Das AFG enthielt in den ersten Jahren nach seiner Verabschiedung großzügige Regelungen zur Förderung der beruflichen Weiterbildung und Umschulung als Teil einer präventiven Arbeitsmarktpolitik, die darauf abzielte, durch ständige Qualifizierung (Qualifikation) und Kompetenzerweiterung (Kompetenz) der Beschäftigten Arbeitslosigkeit nicht eintreten zu lassen, und nicht nur kurativ auf eingetretene Arbeitslosigkeit zu reagieren. Diese präventiven Regelungen sind seit Ende der 1970er Jahre zunehmend eingeschränkt worden. Das AFG wurde 1997 – nachdem es bis dahin rund 100-mal novelliert worden war – vom Gesetz zur Reform der Arbeitsförderung (AFRG) abgelöst, das zum 1.1.1998 in das Sozialrecht als SGB III eingegliedert wurde. Damit änderte sich auch der grundsätzliche Ansatz des Arbeitsförderungsrechts. Im SGB III soll v. a. durch Information, Beratung und Vermittlung eine zügige Besetzung offener Stellen erfolgen. Arbeitgeber sollen vorrangig durch betriebliche Maßnahmen der Inanspruchnahme von Leistungen der Arbeitsförderung sowie der Entlassung von Arbeitnehmerinnen und Arbeitnehmern entgegenwirken. Von Arbeitnehmenden wird im Gesetz erwartet, dass sie ihre berufliche Leistungsfähigkeit den sich ändernden Anforderungen anpassen und zur Vermeidung von Arbeitslosigkeit eine zumutbare Beschäftigung aufnehmen. Im SGB III wird nicht mehr wie im AFG zwischen beruflicher Fortbildung, Umschulung und Einarbeitung unterschieden, sondern es wird einheitlich der Begriff „berufliche Weiterbildung“ verwandt. Die finanziellen Ressourcen zur Umsetzung des SGB III stammen aus den Pflichtbeiträgen zur Arbeitslosenversicherung von Arbeitnehmenden und deren Arbeitgebern.

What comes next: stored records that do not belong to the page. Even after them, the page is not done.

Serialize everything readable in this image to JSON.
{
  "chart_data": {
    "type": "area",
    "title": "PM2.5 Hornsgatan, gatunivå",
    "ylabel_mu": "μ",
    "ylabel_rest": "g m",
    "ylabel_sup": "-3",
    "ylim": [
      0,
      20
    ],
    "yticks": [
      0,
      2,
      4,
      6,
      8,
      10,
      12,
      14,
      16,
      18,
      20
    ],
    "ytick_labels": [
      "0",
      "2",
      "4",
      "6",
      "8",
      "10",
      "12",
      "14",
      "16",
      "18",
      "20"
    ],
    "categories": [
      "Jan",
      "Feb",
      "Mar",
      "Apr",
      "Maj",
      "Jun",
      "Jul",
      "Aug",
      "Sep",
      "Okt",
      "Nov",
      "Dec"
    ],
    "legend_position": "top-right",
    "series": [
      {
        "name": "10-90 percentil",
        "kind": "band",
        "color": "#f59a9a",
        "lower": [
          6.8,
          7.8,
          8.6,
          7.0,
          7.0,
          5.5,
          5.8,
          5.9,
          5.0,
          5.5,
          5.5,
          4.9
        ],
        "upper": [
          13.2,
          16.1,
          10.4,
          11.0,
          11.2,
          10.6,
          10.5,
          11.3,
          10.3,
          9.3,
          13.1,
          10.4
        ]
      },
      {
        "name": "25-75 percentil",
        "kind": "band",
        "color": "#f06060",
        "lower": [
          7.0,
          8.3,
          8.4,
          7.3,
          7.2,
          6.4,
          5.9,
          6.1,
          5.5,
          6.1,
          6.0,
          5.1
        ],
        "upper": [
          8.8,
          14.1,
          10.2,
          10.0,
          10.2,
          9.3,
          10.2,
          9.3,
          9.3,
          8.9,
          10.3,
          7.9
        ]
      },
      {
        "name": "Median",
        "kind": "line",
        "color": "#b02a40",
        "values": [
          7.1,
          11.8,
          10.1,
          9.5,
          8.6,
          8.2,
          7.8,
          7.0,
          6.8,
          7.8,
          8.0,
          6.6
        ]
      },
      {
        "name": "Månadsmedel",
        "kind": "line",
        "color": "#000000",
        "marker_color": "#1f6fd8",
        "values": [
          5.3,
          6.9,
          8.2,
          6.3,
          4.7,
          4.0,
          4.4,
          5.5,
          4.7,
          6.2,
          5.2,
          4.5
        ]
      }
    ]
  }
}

Die Förderung der beruflichen Weiterbildung nach dem SGB III richtet sich an Personen, die entweder arbeitslos oder von Arbeitslosigkeit bedroht sind, keinen Berufsabschluss haben oder mehr als vier Jahre in an- oder ungelernter Tätigkeit unterhalb ihres Berufsabschlusses beschäftigt gewesen sind. Daneben fördert die BA den nachträglichen Erwerb des Hauptschul- oder eines gleichwertigen Schulabschlusses. Außerdem können Arbeitnehmende bei beruflicher Weiterbildung durch die volle oder teilweise Übernahme der Weiterbildungskosten gefördert werden, wenn sie über 45 Jahre alt und nicht arbeitslos sind, einem Betrieb mit weniger als zehn oder weniger als 250 Beschäftigten angehören und die von ihnen absolvierte Maßnahme außerhalb ihres Betriebs durchgeführt wird sowie Kenntnisse und Fertigkeiten vermittelt werden, „die über ausschließlich arbeitsplatzbezogene kurzfristige Anpassungsfortbildungen hinausgehen“ (§ 82 SGB III).

Übernimmt die BA die Lehrgangskosten nur zu 50 oder 25 Prozent, sind die verbleibenden Kosten vom Betrieb und/oder von den Arbeitnehmenden zu tragen. Bei jüngeren Beschäftigten ist eine Förderung nur möglich, wenn der Betrieb mindestens 50 Prozent der Kosten übernimmt. Voraussetzung für die Förderung durch die Übernahme der Weiterbildungskosten ist die vorangegangene Beratung durch eine Agentur für Arbeit. Neben der Eingrenzung des förderungsfähigen Personenkreises und der erstattungsfähigen Kosten besteht eine weitere Förderungsbarriere in der Weise, dass die Anbieter von beruflicher Weiterbildung – im Gesetz „Träger“ genannt – von einer „Fachkundigen Stelle“ ebenso anerkannt sein müssen wie die von ihnen angebotenen Maßnahmen. Dieses Anerkennungsverfahren ist in der Akkreditierungs- und Zulassungsverordnung Arbeitsförderung – AZAV vom 2.4.2012 (BGBl. I S. 504) geregelt (Akkreditierung). Wenn Voraussetzungen und Bedingungen für eine Förderung nach dem SGB III erfüllt sind, stellt die BA einen Bildungsgutschein aus. Diesen reichen die Arbeitnehmenden bei einem anerkannten Träger für eine anerkannte Maßnahme ein.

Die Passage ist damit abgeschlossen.